82-year-old actress Jane Fonda was arrested Friday morning along with 16 other activists who lined the steps of the U.S. Capitol while they were demanding urgent action to battle climate change. Fonda was charged with “crowding, obstructing, or incommoding” and placed in handcuffs and escorted into a police car. A few hours later, the Barbarella actress was released.

Fonda stated, “We have to be sure that the crisis that is climate change remains front and center like a ticking time bomb. We don’t have very much time, and it’s really urgent.”

She claims that climate change is one issue that “will determine the survival of our species” and that’s why she plans to attend Fire Drill Fridays every week.

Her press release stated: “She will be joined at every ‘Fire Drill Friday’ through at least mid-January by celebrities, scientists, economists and people from impacted communities who will speak and some of whom will invite arrest. Inspired by the growing movement of young climate strikers, Fonda decided to move to the nation’s capital for four months to take up their baton.”

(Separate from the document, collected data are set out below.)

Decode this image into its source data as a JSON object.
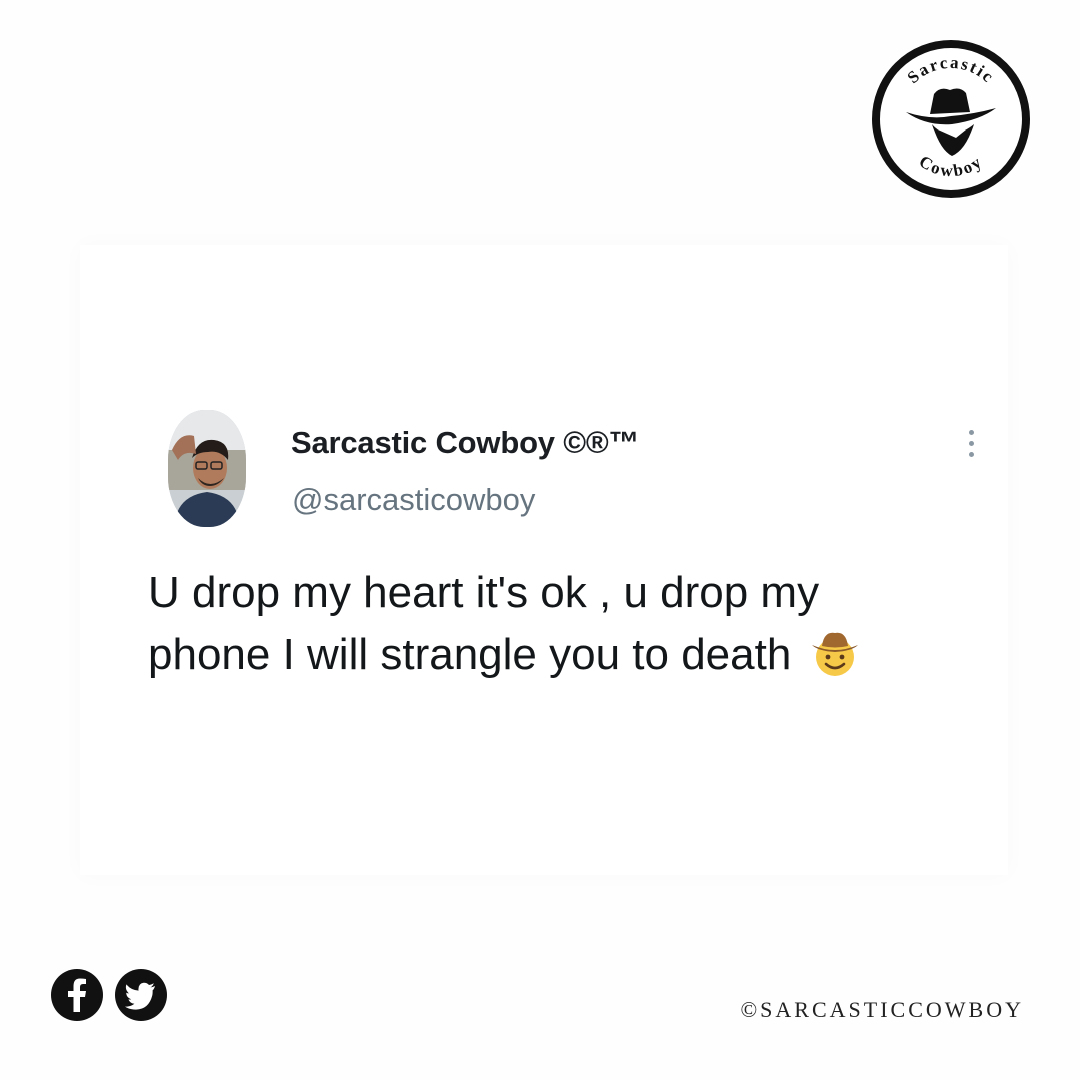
{
  "brand": {
    "logo_top_text": "Sarcastic",
    "logo_bottom_text": "Cowboy"
  },
  "tweet": {
    "display_name": "Sarcastic Cowboy ©®™",
    "handle": "@sarcasticowboy",
    "text_lines": [
      "U drop my heart it's ok , u drop my",
      "phone I will strangle you to death"
    ],
    "emoji": "cowboy-hat-face"
  },
  "footer": {
    "icons": [
      "facebook-icon",
      "twitter-icon"
    ],
    "copyright": "©SARCASTICCOWBOY"
  }
}
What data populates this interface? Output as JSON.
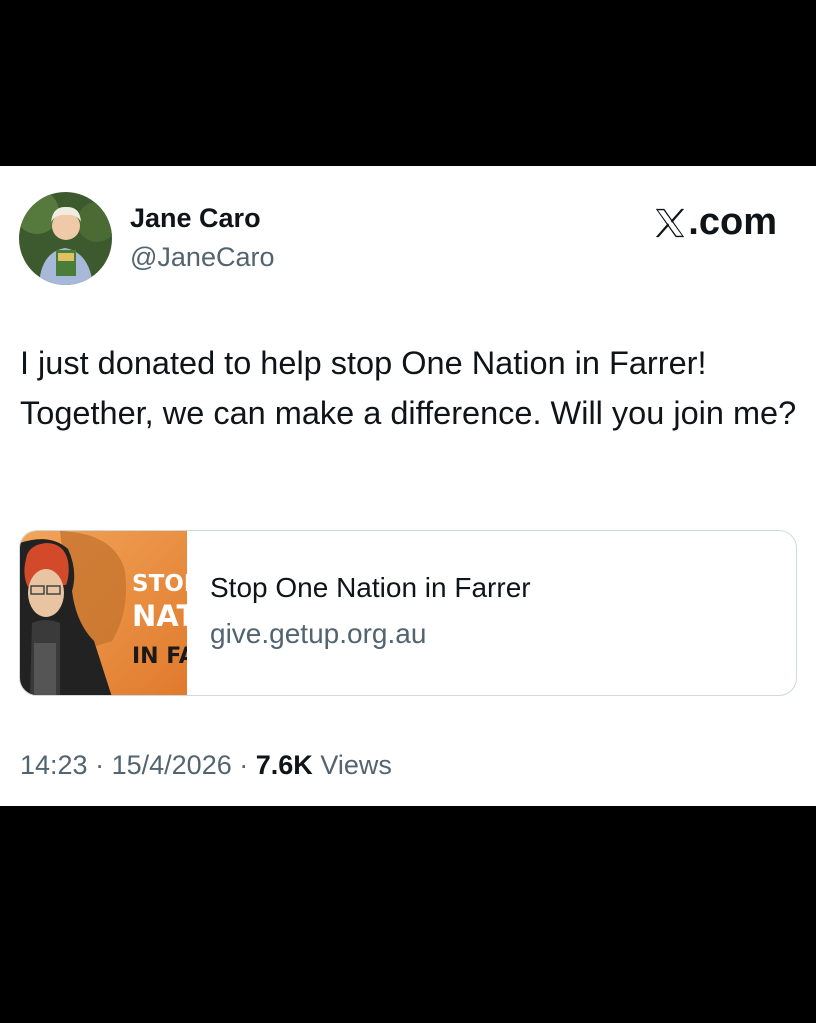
{
  "tweet": {
    "author_name": "Jane Caro",
    "author_handle": "@JaneCaro",
    "brand": ".com",
    "brand_icon": "x-logo-icon",
    "text": "I just donated to help stop One Nation in Farrer! Together, we can make a difference. Will you join me?",
    "link_card": {
      "title": "Stop One Nation in Farrer",
      "domain": "give.getup.org.au",
      "thumb_text": [
        "STOP",
        "NAT",
        "IN FA"
      ]
    },
    "time": "14:23",
    "date": "15/4/2026",
    "separator": "·",
    "views_count": "7.6K",
    "views_label": "Views"
  },
  "colors": {
    "background": "#000000",
    "card": "#ffffff",
    "primary_text": "#0f1419",
    "secondary_text": "#536471",
    "border": "#cfd9de",
    "thumb_orange": "#e8893a"
  }
}
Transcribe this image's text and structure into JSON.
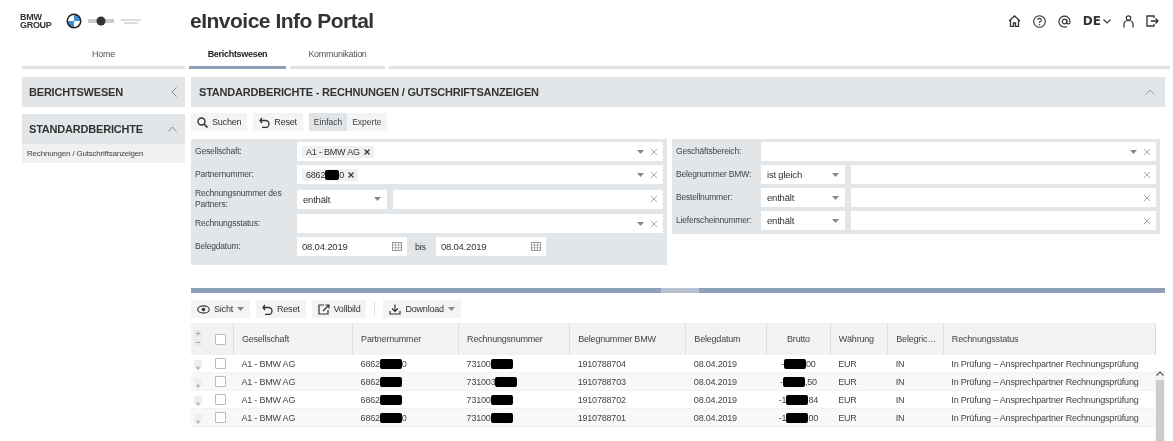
{
  "header": {
    "logo_lines": [
      "BMW",
      "GROUP"
    ],
    "title": "eInvoice Info Portal",
    "language": "DE"
  },
  "nav_tabs": [
    {
      "label": "Home",
      "selected": false
    },
    {
      "label": "Berichtswesen",
      "selected": true
    },
    {
      "label": "Kommunikation",
      "selected": false
    }
  ],
  "sidebar": {
    "sections": [
      {
        "title": "BERICHTSWESEN",
        "expanded": false
      },
      {
        "title": "STANDARDBERICHTE",
        "expanded": true,
        "items": [
          "Rechnungen / Gutschriftsanzeigen"
        ]
      }
    ]
  },
  "report": {
    "title": "STANDARDBERICHTE - RECHNUNGEN / GUTSCHRIFTSANZEIGEN",
    "expanded": true,
    "actions": [
      {
        "label": "Suchen"
      },
      {
        "label": "Reset"
      }
    ],
    "modes": [
      {
        "label": "Einfach",
        "selected": true
      },
      {
        "label": "Experte",
        "selected": false
      }
    ],
    "filters_left": [
      {
        "label": "Gesellschaft:",
        "kind": "multiselect",
        "tokens": [
          "A1 - BMW AG"
        ]
      },
      {
        "label": "Partnernummer:",
        "kind": "multiselect",
        "tokens": [
          {
            "before": "6862",
            "after": "0"
          }
        ]
      },
      {
        "label": "Rechnungsnummer des Partners:",
        "kind": "operator",
        "operator": "enthält"
      },
      {
        "label": "Rechnungsstatus:",
        "kind": "select"
      },
      {
        "label": "Belegdatum:",
        "kind": "daterange",
        "from": "08.04.2019",
        "joiner": "bis",
        "to": "08.04.2019"
      }
    ],
    "filters_right": [
      {
        "label": "Geschäftsbereich:",
        "kind": "select"
      },
      {
        "label": "Belegnummer BMW:",
        "kind": "operator",
        "operator": "ist gleich"
      },
      {
        "label": "Bestellnummer:",
        "kind": "operator",
        "operator": "enthält"
      },
      {
        "label": "Lieferscheinnummer:",
        "kind": "operator",
        "operator": "enthält"
      }
    ]
  },
  "grid": {
    "select_all_checked": false,
    "tools": [
      {
        "label": "Sicht",
        "menu": true
      },
      {
        "label": "Reset",
        "menu": false
      },
      {
        "label": "Vollbild",
        "menu": false
      },
      {
        "label": "Download",
        "menu": true
      }
    ],
    "columns": [
      "Gesellschaft",
      "Partnernummer",
      "Rechnungsnummer",
      "Belegnummer BMW",
      "Belegdatum",
      "Brutto",
      "Währung",
      "Belegric…",
      "Rechnungsstatus"
    ],
    "rows": [
      {
        "expanded": false,
        "checked": false,
        "cells": [
          "A1 - BMW AG",
          {
            "before": "6862",
            "after": "0"
          },
          {
            "before": "73100"
          },
          "1910788704",
          "08.04.2019",
          {
            "before": "-",
            "after": "00"
          },
          "EUR",
          "IN",
          "In Prüfung – Ansprechpartner Rechnungsprüfung"
        ]
      },
      {
        "expanded": false,
        "checked": false,
        "cells": [
          "A1 - BMW AG",
          {
            "before": "6862"
          },
          {
            "before": "731003"
          },
          "1910788703",
          "08.04.2019",
          {
            "before": "-",
            "after": ",50"
          },
          "EUR",
          "IN",
          "In Prüfung – Ansprechpartner Rechnungsprüfung"
        ]
      },
      {
        "expanded": false,
        "checked": false,
        "cells": [
          "A1 - BMW AG",
          {
            "before": "6862"
          },
          {
            "before": "73100"
          },
          "1910788702",
          "08.04.2019",
          {
            "before": "-1",
            "after": "84"
          },
          "EUR",
          "IN",
          "In Prüfung – Ansprechpartner Rechnungsprüfung"
        ]
      },
      {
        "expanded": false,
        "checked": false,
        "cells": [
          "A1 - BMW AG",
          {
            "before": "6862",
            "after": "0"
          },
          {
            "before": "73100"
          },
          "1910788701",
          "08.04.2019",
          {
            "before": "-1",
            "after": "00"
          },
          "EUR",
          "IN",
          "In Prüfung – Ansprechpartner Rechnungsprüfung"
        ]
      }
    ]
  }
}
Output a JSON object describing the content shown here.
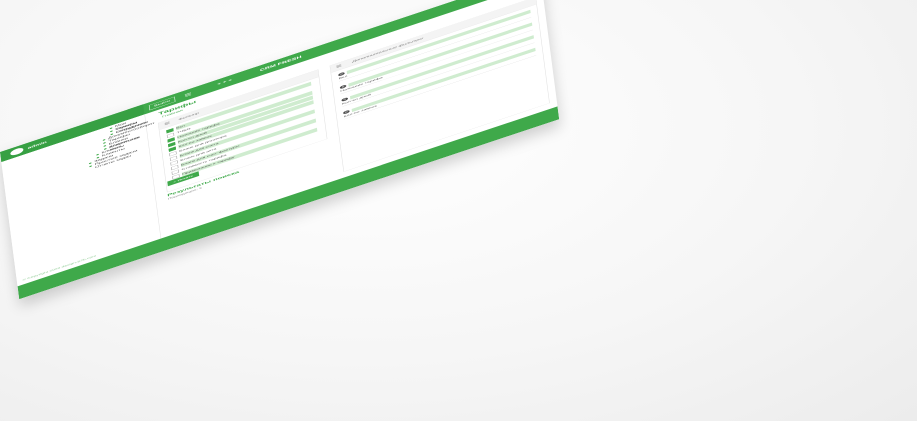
{
  "header": {
    "admin_label": "admin",
    "exit_label": "Выйти",
    "brand": "CRM FRESH",
    "crm_title": "CRM FRESH"
  },
  "sidebar": {
    "items": [
      {
        "label": "Мои клиенты"
      },
      {
        "label": "Тарифы сотрудников"
      },
      {
        "label": "Сотрудники"
      },
      {
        "label": "Документооборот"
      },
      {
        "label": "Тарифы"
      },
      {
        "label": "Бланки документов"
      },
      {
        "label": "Клиентская зона"
      },
      {
        "label": "Клиенты"
      },
      {
        "label": "Клиенты"
      },
      {
        "label": "Задачи"
      },
      {
        "label": "Простые задачи"
      },
      {
        "label": "Отчеты задач"
      }
    ],
    "copyright": "© Copyright 2020 design-b2b.com"
  },
  "page": {
    "title": "Тарифы",
    "breadcrumb": "Главная"
  },
  "filter": {
    "title": "Фильтр",
    "rows": [
      {
        "label": "Вкл",
        "checked": true
      },
      {
        "label": "ТЧБО",
        "checked": false
      },
      {
        "label": "Название тарифа",
        "checked": true
      },
      {
        "label": "Кол-во дней",
        "checked": true
      },
      {
        "label": "Кол-во заявок",
        "checked": true
      },
      {
        "label": "Бланк для договора",
        "checked": false
      },
      {
        "label": "Бланк для счета",
        "checked": false
      },
      {
        "label": "Бланк для акта",
        "checked": false
      },
      {
        "label": "Бланк для счет-фактуры",
        "checked": false
      },
      {
        "label": "Стоимость тарифа",
        "checked": false
      },
      {
        "label": "Примечание к тарифу",
        "checked": false
      }
    ],
    "search_label": "Искать"
  },
  "results": {
    "title": "Результаты поиска",
    "subtitle": "Подходящих: 3"
  },
  "additional_filter": {
    "title": "Дополнительные фильтры",
    "fields": [
      {
        "badge": "0",
        "label": "Вкл"
      },
      {
        "badge": "0",
        "label": "Название тарифа"
      },
      {
        "badge": "0",
        "label": "Кол-во дней"
      },
      {
        "badge": "0",
        "label": "Кол-во заявок"
      }
    ]
  },
  "colors": {
    "accent": "#3fa94a",
    "accent_light": "#cfeccf"
  }
}
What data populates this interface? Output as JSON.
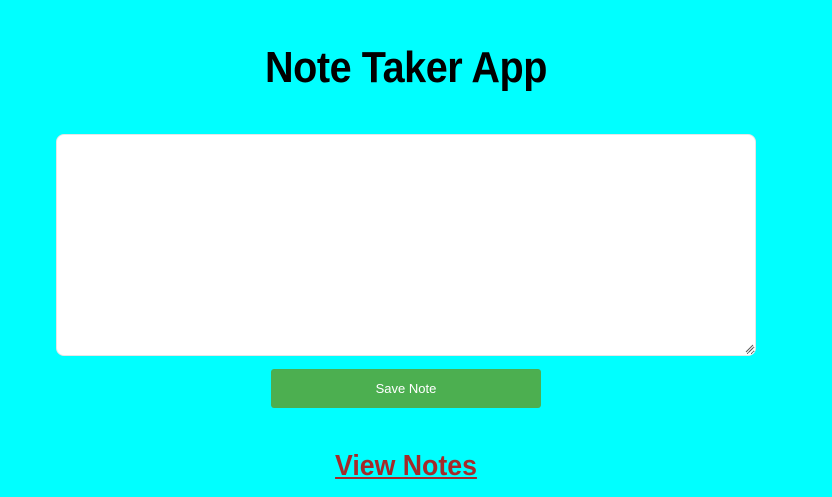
{
  "header": {
    "title": "Note Taker App"
  },
  "note_editor": {
    "value": "",
    "placeholder": ""
  },
  "actions": {
    "save_label": "Save Note",
    "view_notes_label": "View Notes"
  },
  "colors": {
    "background": "#00ffff",
    "save_button": "#4caf50",
    "link": "#a52a2a",
    "title": "#000000"
  }
}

“Change is coming by design or by disaster,” Fonda told Entertainment News. “A Green New Deal that transitions off fossil fuels provides the design. They say it’s not realistic, that it’s Socialism. That’s what they said about Franklin Roosevelt’s New Deal, and we got Social Security and a middle class.”

Fonda has an estimated net worth of over $200 million after her marriage to Ted Turner, founder of CNN. Turner claimed the ten-year long marriage ended after Fonda became a Christian.